Usai acara, Rin mendatangiku.
“Ayah…” kali ini terdengar tulus
“Iya Rin?”
“Terima kasih”
Kemudian dia memelukku dan
meneteskan air mata, lagi.
***
Tengah malam, tiba tiba ada suara
keras di belakang rumahku. Aku tak ingat ada pekerja konstruksi yang sedang
bekerja di belakang rumahku. Aku membangunkan istriku dan bilang ada yang aneh.
Lalu aku pergi untuk mengeceknya berdua.
Sampai di belakang rumah tidak
terlihat ada apa apa. Aku tak mau ini berakhir menjadi cerita horor dan membuat
diriku sendiri tidak bisa tidur.
Sambil melangkah perlahan kembali
ke rumah, tiba-tiba yang aku dapatkan adalah Rin dengan kue kecil dengan lilin
di atasnya. Dan aku baru ingat, ulang tahunku dengan ulang tahunnya hanya terpaut beberapa hari saja.

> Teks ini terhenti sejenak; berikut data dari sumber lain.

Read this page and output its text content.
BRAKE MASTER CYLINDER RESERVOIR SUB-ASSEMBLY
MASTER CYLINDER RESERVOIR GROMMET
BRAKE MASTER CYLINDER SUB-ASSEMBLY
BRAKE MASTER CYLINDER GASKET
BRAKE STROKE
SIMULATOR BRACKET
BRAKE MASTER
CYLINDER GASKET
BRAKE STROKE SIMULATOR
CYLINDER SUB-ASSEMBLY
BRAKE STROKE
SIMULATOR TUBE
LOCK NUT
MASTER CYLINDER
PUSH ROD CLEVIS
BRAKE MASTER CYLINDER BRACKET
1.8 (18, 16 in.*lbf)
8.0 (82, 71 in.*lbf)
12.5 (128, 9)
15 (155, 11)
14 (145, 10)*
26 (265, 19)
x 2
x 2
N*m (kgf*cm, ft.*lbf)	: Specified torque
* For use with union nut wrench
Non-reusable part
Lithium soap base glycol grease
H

“Ayah, selamat ulang tahun ya”
“Jadi yang bikin suara tadi kamu?”
“Iya”
“Hati-hati lo, nanti kamu
digituin sama ayah kamu nanti gabisa tidur”
Sungguh kebahagiaan yang luar
biasa mengisi relung dadaku. Rasanya seperti ditiupkan hidrogen ke mulutku. Lalu
tubuhku terangkat dan “BUM!” meletus begitu saja dan menyatu dengan udara.
“Ayah”
“Iya Rin?”
“Ayah tetep gaakan bisa gantiin
ayah yang dulu. Karena ayahku yang sekarang, punya gayanya sendiri”
“Makasih ya Rin”
“Wish you all the best yah”
“Rin, you are my all. You are my
best. And I wish nothing”
Dan malam itu berakhir tanpa
kata. Hanya air mata dan kehangatan yang memancar dari pelukan kami bertiga.